Descrevemos a preparação de fator de crescimento de células T utilizado para a expansão in vitro de antígeno-específica de linfócitos T linhas rato.
Abstract
Manutenção de antígeno-específicas linhas de células T ou clones na cultura exige rodadas de antígeno-induzida ativação separados por fases de 1,2 expansão celular. Adição de interleucina 2 para o meio de cultura durante a fase de expansão é necessária para evitar a morte celular e suficiente para manter a curto prazo linhas de células T, mas foi mostrado para aumentar a polarização Th1 3. Substituição de interleucina 2 pelo fator de crescimento de células T (TCGF), que contém uma mistura de citocinas é mais eficaz do que a interleucina 2 na manutenção a longo prazo linhas de células T in vitro 3. Além disso, TCGF pode ser facilmente preparado em grandes quantidades no laboratório e é muito mais barato do que a interleucina 2 recombinante.
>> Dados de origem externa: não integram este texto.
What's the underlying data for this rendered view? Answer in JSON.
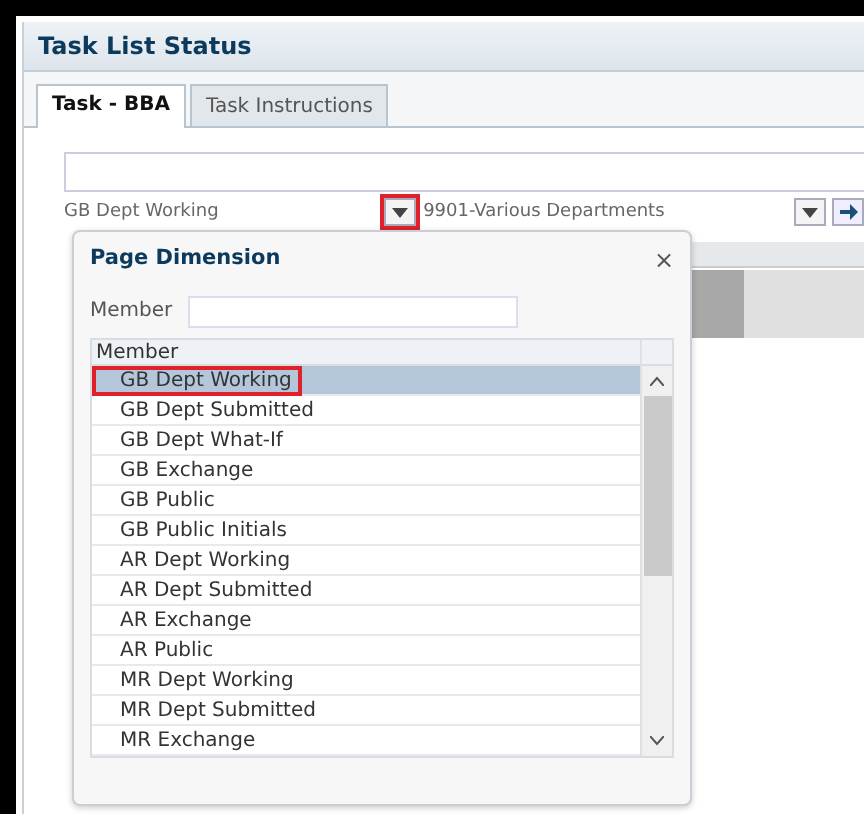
{
  "window": {
    "title": "Task List Status"
  },
  "tabs": [
    {
      "label": "Task - BBA",
      "selected": true
    },
    {
      "label": "Task Instructions",
      "selected": false
    }
  ],
  "pov": {
    "dimension_value": "GB Dept Working",
    "dimension_dropdown_highlighted": true,
    "department": "9901-Various Departments"
  },
  "popup": {
    "title": "Page Dimension",
    "close": "×",
    "search_label": "Member",
    "list_header": "Member",
    "items": [
      {
        "label": "GB Dept Working",
        "selected": true,
        "highlighted": true
      },
      {
        "label": "GB Dept Submitted",
        "selected": false,
        "highlighted": false
      },
      {
        "label": "GB Dept What-If",
        "selected": false,
        "highlighted": false
      },
      {
        "label": "GB Exchange",
        "selected": false,
        "highlighted": false
      },
      {
        "label": "GB Public",
        "selected": false,
        "highlighted": false
      },
      {
        "label": "GB Public Initials",
        "selected": false,
        "highlighted": false
      },
      {
        "label": "AR Dept Working",
        "selected": false,
        "highlighted": false
      },
      {
        "label": "AR Dept Submitted",
        "selected": false,
        "highlighted": false
      },
      {
        "label": "AR Exchange",
        "selected": false,
        "highlighted": false
      },
      {
        "label": "AR Public",
        "selected": false,
        "highlighted": false
      },
      {
        "label": "MR Dept Working",
        "selected": false,
        "highlighted": false
      },
      {
        "label": "MR Dept Submitted",
        "selected": false,
        "highlighted": false
      },
      {
        "label": "MR Exchange",
        "selected": false,
        "highlighted": false
      }
    ]
  }
}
Aqui, vamos mostrar como preparar TCGF sobrenadantes de esplenócitos de ratos cultura. Para este procedimento, colhemos baços de ratos Lewis ingênuo sacrificados para timo e coleta de sangue. Nós preparamos uma única célula suspensões de baço, Lyze as células vermelhas do sangue por choque osmótico, ea semente da esplenócitos em meio de cultura. As células são estimuladas com concanavalina A, um mitógeno que os não-seletivamente ativa todos os linfócitos T de ratos, induzindo a produção de citocinas. A cultura é supernantant coletadas 48 horas depois concanavalina A andexcess é obrigado a alfa metil mannoside para impedi-lo de ativar linhas de células T para que TCGF será adicionado. O TCGF é então filtrado estéril, aliquotado e armazenado a -20 ° C.
Protocol
Tome baços de ratos Lewis (ratos entre 160-200g são os melhores). Dilacerar no gelo numa placa de Petri contendo PBS + antibióticos (PBS-PS) usando um filtro de células. Coloque em um tubo de 50 ml. Preencher com PBS-PS. Giro por 10 min a 4 ° C para agregar as células. Lave as células duas vezes. Ressuspender o sedimento em NH 4 Cl 0,15 M (5 ml por baço). Misture delicadamente e de forma contínua com uma pipeta de 3 min no gelo para lisar as hemácias. Encha o tubo com …
Discussion
Nós preparamos TCGF de esplenócitos de ratos Lewis, uma vez que regularmente euthanize ratos ingênuos a partir desta cepa para a colheita de soro e thymi para estimular ratos Lewis linhas de células T in vitro. Este TCGF pode ser usado para promover o crescimento ea sobrevivência de linhagens de células T das estirpes outro rato. TCGF também podem ser preparados a partir de outras linhagens de ratos.
Disclosures
The authors have nothing to disclose.
Materials
Material Name
Type
Company
Catalogue Number
Comment
PBS, 1x, sterile
Reagent
Gibco / Invitrogen
14040-182
Penicillin / Streptomycin 100x
Reagent
Sigma
P0781
Add 5 ml of 100x solution to 500 ml PBS to prepare PBS-PS
Cell strainer, 70 um diameter
Tool
Fisher
08-771-2
Ammonium Chloride (NH4Cl)
Reagent
Sigma
A0171
Prepare a 0.15 M solution in sterile distilled water, keep cold
RPMI 1640
Reagent
Gibco / Invitrogen
21870-092
Fetal Bovine Serum (FCS, FBS)
Reagent
Gibco / Invitrogen
16140-071
Heat-inactivated
Penicillin / Streptomycin / L-Glutamine
Reagent
Cambrex / Biowhittaker
17-718R
PSG
RPMI vitamins, 100x
Reagent
Sigma
R7256
Sodium pyruvate, 100x
Reagent
Sigma
S8636
Non-essential amino acids, 100x
Reagent
Sigma
Beta-mercaptoethanol
Reagent
Sigma
M7522
alpha methyl mannoside
Reagent
Sigma
M6882
Concanavalin A
Reagent
Sigma
M6882
To prepare complete culture medium add the following to a 500 ml bottle of RPMI 1640 and sterile-filter: 10% FCS; 1 bottle of PSG; 5 ml RPMI vitamins; 5 ml sodium pyruvate; 5 ml non-essential amino acids; 50 uM beta-mercaptoethanol; 2 ug/ml Concanavalin A.